Have described cold-producing medium branched pipe of claim 1 and heat exchanger,

The line that connects the described alternate path of described cold-producing medium branched pipe and described the 3rd path is perpendicular to described heat exchanger.

14. an air conditioner machine is characterized in that,

The line parallel that connects the described alternate path of described cold-producing medium branched pipe and described the 3rd path is in described heat exchanger.

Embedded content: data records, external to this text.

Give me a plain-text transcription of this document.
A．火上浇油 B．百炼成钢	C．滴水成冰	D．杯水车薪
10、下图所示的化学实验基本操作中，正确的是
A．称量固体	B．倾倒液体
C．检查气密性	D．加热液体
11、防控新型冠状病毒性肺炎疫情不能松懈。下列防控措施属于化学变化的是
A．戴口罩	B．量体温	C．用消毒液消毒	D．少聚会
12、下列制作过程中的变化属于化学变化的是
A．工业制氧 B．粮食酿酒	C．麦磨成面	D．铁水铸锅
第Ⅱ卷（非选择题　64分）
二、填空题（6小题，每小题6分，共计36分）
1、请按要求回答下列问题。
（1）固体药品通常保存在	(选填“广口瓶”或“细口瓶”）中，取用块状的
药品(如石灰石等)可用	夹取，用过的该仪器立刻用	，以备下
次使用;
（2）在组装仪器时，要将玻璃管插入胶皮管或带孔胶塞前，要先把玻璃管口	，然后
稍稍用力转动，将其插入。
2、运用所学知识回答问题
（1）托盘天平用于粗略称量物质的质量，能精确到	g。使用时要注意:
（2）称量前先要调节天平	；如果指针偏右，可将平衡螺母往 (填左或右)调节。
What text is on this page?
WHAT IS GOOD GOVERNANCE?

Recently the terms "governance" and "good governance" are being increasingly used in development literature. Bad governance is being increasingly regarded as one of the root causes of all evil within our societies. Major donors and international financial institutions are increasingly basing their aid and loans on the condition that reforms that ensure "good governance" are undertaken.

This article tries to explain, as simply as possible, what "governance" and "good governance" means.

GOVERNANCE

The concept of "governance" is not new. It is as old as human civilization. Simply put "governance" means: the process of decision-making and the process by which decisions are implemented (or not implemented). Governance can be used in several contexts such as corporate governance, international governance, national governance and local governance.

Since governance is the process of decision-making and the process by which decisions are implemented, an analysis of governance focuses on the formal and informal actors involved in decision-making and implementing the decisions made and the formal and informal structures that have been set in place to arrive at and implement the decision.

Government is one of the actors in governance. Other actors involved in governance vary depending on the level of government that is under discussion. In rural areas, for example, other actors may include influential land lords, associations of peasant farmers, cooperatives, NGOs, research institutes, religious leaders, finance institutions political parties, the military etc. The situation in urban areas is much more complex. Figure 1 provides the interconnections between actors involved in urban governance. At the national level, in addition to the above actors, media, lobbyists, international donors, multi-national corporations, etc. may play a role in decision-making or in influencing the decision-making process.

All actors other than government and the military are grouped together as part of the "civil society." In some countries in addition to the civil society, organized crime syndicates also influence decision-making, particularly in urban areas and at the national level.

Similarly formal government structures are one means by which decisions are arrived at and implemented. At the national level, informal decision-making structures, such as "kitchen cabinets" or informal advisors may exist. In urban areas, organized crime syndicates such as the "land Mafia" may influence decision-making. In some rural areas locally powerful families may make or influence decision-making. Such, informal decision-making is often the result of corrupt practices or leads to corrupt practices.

15. a cold-producing medium branched pipe is characterized in that, is provided with:

Have first path of first openend, from the alternate path of described first forehearth limb, from the 3rd path of described first forehearth limb, " L " type partition member that between described alternate path and described the 3rd path, is provided with,

Described threeway route forms the sectional area less than described alternate path in described protuberance,

When the internal diameter of described alternate path is the internal diameter of Φ A, described the 3rd path when being Φ B, 7/10＜(Φ B/ Φ A)＜1,

16. a cold-producing medium branched pipe is characterized in that, is provided with:

Have first path, alternate path, the 3rd path, " L " type partition member that between described alternate path and described the 3rd path, is provided with of first openend, the 3rd pipe arrangement that is connected with described the 3rd path from described first forehearth limb from described first forehearth limb

Described the 3rd pipe arrangement has the shape that bends to " U " type,

The flow direction of the described cold-producing medium that flows out from the 3rd path is convertible,

17. a cold-producing medium branched pipe is characterized in that, is provided with:

Have first openend first path, alternate path, the 3rd path, " L " type partition member that between described alternate path and described the 3rd path, is provided with from described first forehearth limb from described first forehearth limb, with described alternate path and described the 3rd path at least one second pipe arrangement that is connected

The sectional area of the export department of described the 3rd pipe arrangement is less than inlet portion,

18. a cold-producing medium branched pipe is characterized in that, is provided with:

Have first path, alternate path, the 3rd path, " L " type partition member that between described alternate path and described the 3rd path, is provided with of first openend, first pipe arrangement that is connected with described first peristome of described first path from described first forehearth limb from described first forehearth limb

The sectional area of the sectional area ratio inlet portion of the export department of described first pipe arrangement dwindles gradually,

19. a cold-producing medium branched pipe is characterized in that, is provided with:

Have first path, alternate path, the 3rd path, " L " type partition member that between described alternate path and described the 3rd path, is provided with of first openend, first pipe arrangement that is connected with described first openend of described first path from described first forehearth limb from described first forehearth limb

The sectional area of the pars intermedia of described first pipe arrangement is less than both ends,

20. air conditioner, it is characterized in that, have each described cold-producing medium branched pipe and heat exchanger in the claim 15,16,17,18 and 19, and the line that connects the described alternate path of described cold-producing medium branched pipe and described the 3rd path is perpendicular to described heat exchanger.

21. air conditioner, it is characterized in that, have each described cold-producing medium branched pipe and heat exchanger in the claim 15,16,17,18 and 19, and the line parallel that connects the described alternate path of described cold-producing medium branched pipe and described the 3rd path is in described heat exchanger.